In your essay, your sense of the beads as reflective of the faces they will encounter is very moving, especially when you think of the various places where your beadwork might be worn: courtroom, stage, delivery room, grocery store. Is it important to you to think of your beads as worn—maybe as medicine, as you say—in places that include institutional or commercial sites that too often remain hostile to Indigenous people in the settler-colonial nation-state of Canada? In addition to being medicine, what else do you imagine the beads doing in those places?

It is a cornerstone of being an Indigenous artist for me to think about the places that beadwork will end up. I used to do governance and consultation work for a nation in Alberta, and I often found myself in institutional and corporate rooms that felt unsafe. It was one of the things that inspired me to start creating beadwork that could be protective in those spaces – that could share the scent of home-tanned hide or allow the wearer to touch them to ground themselves. I like to imagine as that beadwork sways on our ears or around our necks it reminds us of where we come from and keeps us protected by ancestral energy.

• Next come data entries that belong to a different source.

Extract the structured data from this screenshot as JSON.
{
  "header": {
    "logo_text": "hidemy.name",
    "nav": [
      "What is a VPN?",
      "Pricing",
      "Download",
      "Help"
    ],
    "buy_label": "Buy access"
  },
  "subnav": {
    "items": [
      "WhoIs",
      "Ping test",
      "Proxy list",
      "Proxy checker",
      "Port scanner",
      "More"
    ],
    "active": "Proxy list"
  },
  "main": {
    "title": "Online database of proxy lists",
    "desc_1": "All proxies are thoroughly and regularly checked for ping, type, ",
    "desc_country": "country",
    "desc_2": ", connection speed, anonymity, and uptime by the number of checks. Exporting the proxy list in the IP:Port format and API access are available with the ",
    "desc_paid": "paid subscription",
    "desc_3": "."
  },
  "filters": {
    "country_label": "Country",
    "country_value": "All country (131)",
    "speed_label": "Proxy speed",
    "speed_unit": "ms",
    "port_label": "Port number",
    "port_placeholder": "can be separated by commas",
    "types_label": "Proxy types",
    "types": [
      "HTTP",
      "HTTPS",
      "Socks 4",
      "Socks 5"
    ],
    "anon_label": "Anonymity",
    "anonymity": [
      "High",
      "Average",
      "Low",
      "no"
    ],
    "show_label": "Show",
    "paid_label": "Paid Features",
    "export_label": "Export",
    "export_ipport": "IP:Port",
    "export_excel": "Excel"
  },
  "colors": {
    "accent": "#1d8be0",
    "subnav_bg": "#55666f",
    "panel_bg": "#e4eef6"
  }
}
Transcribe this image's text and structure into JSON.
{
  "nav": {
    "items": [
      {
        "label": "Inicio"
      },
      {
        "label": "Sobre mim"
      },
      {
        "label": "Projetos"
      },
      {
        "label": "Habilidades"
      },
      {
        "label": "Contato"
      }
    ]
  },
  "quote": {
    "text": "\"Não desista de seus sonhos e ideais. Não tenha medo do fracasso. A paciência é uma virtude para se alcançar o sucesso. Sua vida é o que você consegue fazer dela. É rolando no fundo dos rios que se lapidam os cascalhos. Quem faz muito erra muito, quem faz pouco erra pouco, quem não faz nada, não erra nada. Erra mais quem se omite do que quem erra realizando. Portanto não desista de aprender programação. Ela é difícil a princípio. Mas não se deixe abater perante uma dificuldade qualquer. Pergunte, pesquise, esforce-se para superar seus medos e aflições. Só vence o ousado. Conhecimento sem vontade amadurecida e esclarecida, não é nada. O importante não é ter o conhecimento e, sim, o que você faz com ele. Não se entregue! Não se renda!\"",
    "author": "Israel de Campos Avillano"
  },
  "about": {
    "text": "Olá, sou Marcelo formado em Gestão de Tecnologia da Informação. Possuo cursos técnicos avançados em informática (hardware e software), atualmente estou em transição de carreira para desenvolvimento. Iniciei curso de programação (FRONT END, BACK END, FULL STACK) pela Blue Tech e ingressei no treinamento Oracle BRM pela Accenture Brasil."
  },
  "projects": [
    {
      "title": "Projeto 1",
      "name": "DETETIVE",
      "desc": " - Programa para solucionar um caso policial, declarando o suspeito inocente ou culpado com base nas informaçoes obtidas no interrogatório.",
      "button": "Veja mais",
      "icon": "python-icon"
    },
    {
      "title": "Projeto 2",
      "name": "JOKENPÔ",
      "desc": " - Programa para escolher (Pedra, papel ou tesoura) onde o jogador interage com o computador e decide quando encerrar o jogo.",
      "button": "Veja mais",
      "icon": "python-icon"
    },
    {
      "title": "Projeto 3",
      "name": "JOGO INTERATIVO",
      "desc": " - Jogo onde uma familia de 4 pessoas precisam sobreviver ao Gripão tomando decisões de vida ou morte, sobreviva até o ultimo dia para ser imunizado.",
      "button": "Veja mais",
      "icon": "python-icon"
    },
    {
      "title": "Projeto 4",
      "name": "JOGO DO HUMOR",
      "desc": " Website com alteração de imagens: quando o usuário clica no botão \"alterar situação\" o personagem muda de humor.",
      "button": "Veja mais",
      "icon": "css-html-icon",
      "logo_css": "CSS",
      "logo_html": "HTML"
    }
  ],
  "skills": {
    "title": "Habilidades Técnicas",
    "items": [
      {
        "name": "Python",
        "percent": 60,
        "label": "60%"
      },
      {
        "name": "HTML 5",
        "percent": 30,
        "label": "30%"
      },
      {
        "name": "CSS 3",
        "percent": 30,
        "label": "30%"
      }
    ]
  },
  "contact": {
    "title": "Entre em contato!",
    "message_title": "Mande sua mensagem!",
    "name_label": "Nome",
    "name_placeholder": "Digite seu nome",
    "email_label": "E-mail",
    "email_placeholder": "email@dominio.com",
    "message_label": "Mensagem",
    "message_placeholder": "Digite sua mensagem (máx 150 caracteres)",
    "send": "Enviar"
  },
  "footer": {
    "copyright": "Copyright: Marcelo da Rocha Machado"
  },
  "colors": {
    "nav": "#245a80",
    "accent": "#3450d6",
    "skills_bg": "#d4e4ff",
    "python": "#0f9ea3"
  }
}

The sense of conversation—to return to the opening of our interview here—that emerges in “Beads Are the Best Conversationalists” is as rich as the word itself, whose web of meanings includes not just talking with others and ourselves, but also dwelling with them, moving with them. In other words, conversations involve us in relationships, reciprocity, responsibilities. What sort of conversations (with their attendant relationships, reciprocity, and responsibilities) would you like your beads and your writings to give rise to when they go out into the daylight world after being made in your nighttime workshop?

For me, this piece was a deep exploration of my spiritual connection to beadwork and about my ancestors. A nod, if you will, to the generational connection to beads and working with my hands that resonates deeply when I am in that space. It is an exploration of a different continuum of time, where the beads represent not only the possibilities and iterations of myself, but also all of those things for my ancestors, both past and present. I suppose that I have dual hope—I hope that the beads and the writings lead to important conversations about art, about being multi-faceted beings, about culture and ultimately about complicated issues like reconciliation and truth. In the same way, I hope they don’t lead to further labour for my kin. It’s a complicated space, but I always hope the daylight brings new perspectives.